Se référant à l’expérience des cycles électoraux passés considérés comme étant truffés des graves fraudes, le Conseil Épiscopal National du Congo a, lors de la soixantième (60è) plénière clôturé le mercredi 22 novembre à Lubumbashi, recommandé aux observateurs des élections de veiller dans les bureaux de vote jusqu’à l’affichage des résultats afin d’avoir une idée globale sur les résultats pour barrer la route à toute manœuvre de fraude électorale.
Cette recommandation qui se veut cruciale à cette période électorale a été formulée dans le communiqué final de cette assemblée plénière des Archevêques et Évêques de la CENCO signé par l’abbé Donatien Nshole.
« Ne quittons pas les Bureaux de Vote tant qu’on n’aura pas affiché les résultats », lit-on dans ce communiqué.
À en croire les détails de ce document dont une copie est parvenue à la rédaction de CONGORASSURE.CD, cette recommandation se fonde sur l’expérience malheureuse des cycles électoraux passés entachés des fraudes.
« Compte tenu des expériences malheureuses des cycles passés, ne quittons pas les Bureaux de vote tant qu’on n’aura pas encore affiché les résultats », poursuit le communiqué.

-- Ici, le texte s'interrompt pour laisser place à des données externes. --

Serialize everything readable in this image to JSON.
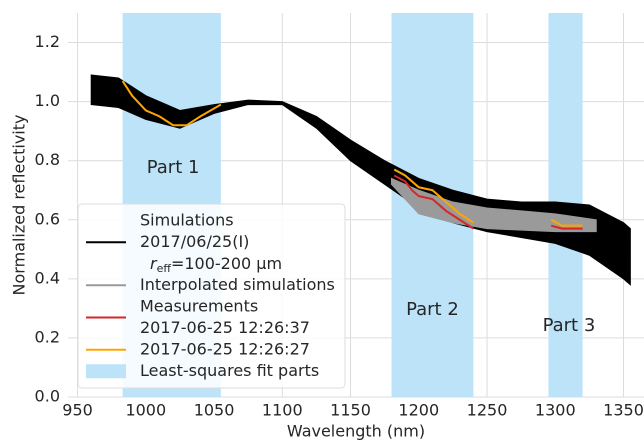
{
  "chart_data": {
    "type": "band-line",
    "xlabel": "Wavelength (nm)",
    "ylabel": "Normalized reflectivity",
    "xlim": [
      943,
      1365
    ],
    "ylim": [
      0,
      1.3
    ],
    "xticks": [
      950,
      1000,
      1050,
      1100,
      1150,
      1200,
      1250,
      1300,
      1350
    ],
    "yticks": [
      {
        "value": 0,
        "label": "0.0"
      },
      0.2,
      0.4,
      0.6,
      0.8,
      {
        "value": 1,
        "label": "1.0"
      },
      1.2
    ],
    "grid": true,
    "legend": "lower left",
    "spans": {
      "name": "Least-squares fit parts",
      "color": "#bde3f9",
      "ranges": [
        [
          983,
          1055
        ],
        [
          1180,
          1240
        ],
        [
          1295,
          1320
        ]
      ]
    },
    "bands": [
      {
        "name": [
          "Simulations",
          "2017/06/25(I)"
        ],
        "name_math": {
          "symbol": "r",
          "subscript": "eff",
          "text": "=100-200 µm"
        },
        "color": "#000000",
        "x": [
          960,
          980,
          1000,
          1025,
          1050,
          1075,
          1100,
          1125,
          1150,
          1175,
          1200,
          1225,
          1250,
          1275,
          1300,
          1325,
          1350,
          1355
        ],
        "upper": [
          1.09,
          1.08,
          1.02,
          0.97,
          0.99,
          1.005,
          1.0,
          0.95,
          0.87,
          0.8,
          0.74,
          0.7,
          0.67,
          0.66,
          0.66,
          0.65,
          0.59,
          0.57
        ],
        "lower": [
          0.99,
          0.98,
          0.94,
          0.91,
          0.96,
          0.99,
          0.99,
          0.91,
          0.8,
          0.72,
          0.64,
          0.59,
          0.56,
          0.54,
          0.52,
          0.48,
          0.4,
          0.38
        ]
      },
      {
        "name": "Interpolated simulations",
        "color": "#9a9a9a",
        "x": [
          1180,
          1200,
          1225,
          1250,
          1275,
          1300,
          1330
        ],
        "upper": [
          0.74,
          0.7,
          0.66,
          0.64,
          0.63,
          0.62,
          0.6
        ],
        "lower": [
          0.72,
          0.62,
          0.59,
          0.57,
          0.565,
          0.56,
          0.56
        ]
      }
    ],
    "series": [
      {
        "name": [
          "Measurements",
          "2017-06-25 12:26:37"
        ],
        "color": "#d62728",
        "x": [
          1182,
          1190,
          1195,
          1200,
          1210,
          1220,
          1230,
          1240,
          1268,
          1297,
          1305,
          1310,
          1320
        ],
        "values": [
          0.75,
          0.73,
          0.7,
          0.68,
          0.67,
          0.63,
          0.6,
          0.57,
          null,
          0.58,
          0.57,
          0.57,
          0.57
        ]
      },
      {
        "name": "2017-06-25 12:26:27",
        "color": "#ffa500",
        "x": [
          983,
          990,
          1000,
          1010,
          1020,
          1030,
          1040,
          1055,
          1118,
          1182,
          1190,
          1200,
          1210,
          1220,
          1230,
          1240,
          1268,
          1297,
          1305,
          1310,
          1320
        ],
        "values": [
          1.07,
          1.02,
          0.97,
          0.95,
          0.92,
          0.92,
          0.95,
          0.99,
          null,
          0.77,
          0.75,
          0.71,
          0.7,
          0.66,
          0.62,
          0.59,
          null,
          0.6,
          0.58,
          0.58,
          0.58
        ]
      }
    ],
    "annotations": [
      {
        "text": "Part 1",
        "x": 1020,
        "y": 0.776
      },
      {
        "text": "Part 2",
        "x": 1210,
        "y": 0.295
      },
      {
        "text": "Part 3",
        "x": 1310,
        "y": 0.24
      }
    ]
  }
}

Ce qui est un espoir pour la CENCO qu’avec l’affichage des résultats au niveau des Bureaux de vote, la population aura déjà une idée claire des gagnants et suppose que la CENI n’aura d’autre choix que de confirmer les résultats déjà connus par le grand public.

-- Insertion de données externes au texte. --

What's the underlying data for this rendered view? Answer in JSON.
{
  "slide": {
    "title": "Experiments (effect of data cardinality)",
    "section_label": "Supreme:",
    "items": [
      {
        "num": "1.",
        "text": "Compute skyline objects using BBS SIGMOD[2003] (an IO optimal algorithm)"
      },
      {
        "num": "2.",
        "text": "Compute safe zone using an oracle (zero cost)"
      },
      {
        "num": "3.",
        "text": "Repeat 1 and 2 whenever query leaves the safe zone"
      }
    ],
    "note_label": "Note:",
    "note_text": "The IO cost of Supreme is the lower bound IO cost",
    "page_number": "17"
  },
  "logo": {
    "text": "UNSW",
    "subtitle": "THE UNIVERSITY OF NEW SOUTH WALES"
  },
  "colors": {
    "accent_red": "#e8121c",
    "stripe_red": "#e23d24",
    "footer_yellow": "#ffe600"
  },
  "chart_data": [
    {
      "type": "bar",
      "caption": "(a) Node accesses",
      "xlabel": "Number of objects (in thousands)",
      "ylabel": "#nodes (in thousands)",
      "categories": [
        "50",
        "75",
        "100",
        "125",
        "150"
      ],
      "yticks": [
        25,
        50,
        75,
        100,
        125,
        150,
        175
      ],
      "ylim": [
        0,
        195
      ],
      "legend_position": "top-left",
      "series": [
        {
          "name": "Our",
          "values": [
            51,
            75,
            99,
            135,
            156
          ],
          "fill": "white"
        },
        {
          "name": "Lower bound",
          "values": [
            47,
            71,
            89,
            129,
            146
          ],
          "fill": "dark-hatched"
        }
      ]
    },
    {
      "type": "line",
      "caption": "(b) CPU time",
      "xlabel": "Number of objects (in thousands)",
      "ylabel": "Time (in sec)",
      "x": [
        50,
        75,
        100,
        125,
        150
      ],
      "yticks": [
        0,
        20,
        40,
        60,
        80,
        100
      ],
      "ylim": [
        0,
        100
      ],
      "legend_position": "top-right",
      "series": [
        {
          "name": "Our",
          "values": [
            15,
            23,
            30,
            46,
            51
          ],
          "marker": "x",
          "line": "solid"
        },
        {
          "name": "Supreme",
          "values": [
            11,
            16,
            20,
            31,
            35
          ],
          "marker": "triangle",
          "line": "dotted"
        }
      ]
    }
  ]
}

L’Église catholique pense par ailleurs que cette mobilisation de la population serait le seul moyen pacifique de réclamer la vérité des urnes afin d’éviter de se retrouver face aux réalités tristes enregistrées par le passé.

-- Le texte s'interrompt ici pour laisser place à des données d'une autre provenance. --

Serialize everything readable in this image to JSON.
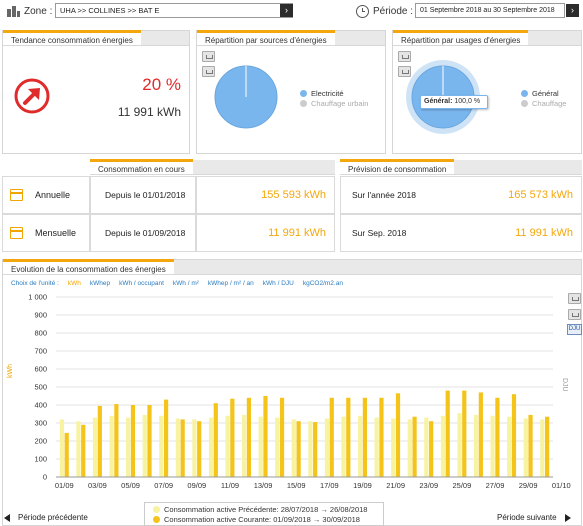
{
  "topbar": {
    "zone_label": "Zone :",
    "zone_value": "UHA >> COLLINES >> BAT E",
    "periode_label": "Période :",
    "periode_value": "01 Septembre 2018 au 30 Septembre 2018",
    "go_arrow": "›"
  },
  "tendance": {
    "title": "Tendance consommation énergies",
    "percent": "20 %",
    "kwh": "11 991 kWh",
    "accent_color": "#e02b2b"
  },
  "sources": {
    "title": "Répartition par sources d'énergies",
    "legend": [
      {
        "label": "Electricité",
        "color": "#7ab6ee",
        "active": true
      },
      {
        "label": "Chauffage urbain",
        "color": "#cccccc",
        "active": false
      }
    ],
    "pie_color": "#7ab6ee"
  },
  "usages": {
    "title": "Répartition par usages d'énergies",
    "legend": [
      {
        "label": "Général",
        "color": "#7ab6ee",
        "active": true
      },
      {
        "label": "Chauffage",
        "color": "#cccccc",
        "active": false
      }
    ],
    "tooltip_label": "Général:",
    "tooltip_value": "100,0 %"
  },
  "consommation": {
    "header_current": "Consommation en cours",
    "header_prevision": "Prévision de consommation",
    "rows": [
      {
        "label": "Annuelle",
        "since": "Depuis le 01/01/2018",
        "value": "155 593 kWh",
        "prev_label": "Sur l'année 2018",
        "prev_value": "165 573 kWh"
      },
      {
        "label": "Mensuelle",
        "since": "Depuis le 01/09/2018",
        "value": "11 991 kWh",
        "prev_label": "Sur Sep. 2018",
        "prev_value": "11 991 kWh"
      }
    ]
  },
  "evolution": {
    "title": "Evolution de la consommation des énergies",
    "units_label": "Choix de l'unité :",
    "units": [
      "kWh",
      "kWhep",
      "kWh / occupant",
      "kWh / m²",
      "kWhep / m² / an",
      "kWh / DJU",
      "kgCO2/m2.an"
    ],
    "active_unit": "kWh",
    "side_buttons": [
      "print",
      "download",
      "DJU"
    ],
    "y_axis_left": "kWh",
    "y_axis_right": "DJU",
    "nav_prev": "Période précédente",
    "nav_next": "Période suivante"
  },
  "chart_data": {
    "type": "bar",
    "ylim": [
      0,
      1000
    ],
    "yticks": [
      "0",
      "100",
      "200",
      "300",
      "400",
      "500",
      "600",
      "700",
      "800",
      "900",
      "1 000"
    ],
    "categories": [
      "01/09",
      "02/09",
      "03/09",
      "04/09",
      "05/09",
      "06/09",
      "07/09",
      "08/09",
      "09/09",
      "10/09",
      "11/09",
      "12/09",
      "13/09",
      "14/09",
      "15/09",
      "16/09",
      "17/09",
      "18/09",
      "19/09",
      "20/09",
      "21/09",
      "22/09",
      "23/09",
      "24/09",
      "25/09",
      "26/09",
      "27/09",
      "28/09",
      "29/09",
      "30/09"
    ],
    "xtick_labels": [
      "01/09",
      "03/09",
      "05/09",
      "07/09",
      "09/09",
      "11/09",
      "13/09",
      "15/09",
      "17/09",
      "19/09",
      "21/09",
      "23/09",
      "25/09",
      "27/09",
      "29/09",
      "01/10"
    ],
    "series": [
      {
        "name": "Consommation active Précédente: 28/07/2018 → 26/08/2018",
        "color": "#f7f3a0",
        "values": [
          320,
          310,
          330,
          340,
          330,
          345,
          340,
          325,
          320,
          330,
          340,
          345,
          335,
          330,
          320,
          310,
          325,
          335,
          340,
          330,
          325,
          320,
          330,
          340,
          355,
          345,
          340,
          335,
          325,
          320
        ]
      },
      {
        "name": "Consommation active Courante: 01/09/2018 → 30/09/2018",
        "color": "#f4c41a",
        "values": [
          245,
          290,
          395,
          405,
          400,
          400,
          430,
          320,
          310,
          410,
          435,
          440,
          450,
          440,
          310,
          305,
          440,
          440,
          440,
          440,
          465,
          335,
          310,
          480,
          480,
          470,
          440,
          460,
          345,
          335
        ]
      }
    ]
  }
}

« Au cas contraire, ce serait une trahison et n’attendons pas une autre instance pour nous rétablir dans nos droits. Nous avons le pouvoir constitutionnel nous permettant d’imposer pacifiquement la vérité des urnes », souligne-t-il.
Pour rappel, depuis la tenue des toutes premières élections démocratiques en RDC (en 2006), la période postélectorale reste caractérisée par des violences et contestations des résultats de la présidentielle. Pour le cas actuel, l’histoire s’est répétée par des similitudes avec le cycle de 2011 après lequel le feu Félix Tshisekedi n’a pas arrêté de réclamer la vérité des urnes comme c’est le cas aujourd’hui avec Martin Fayulu, perdant de l’échéance de 2018.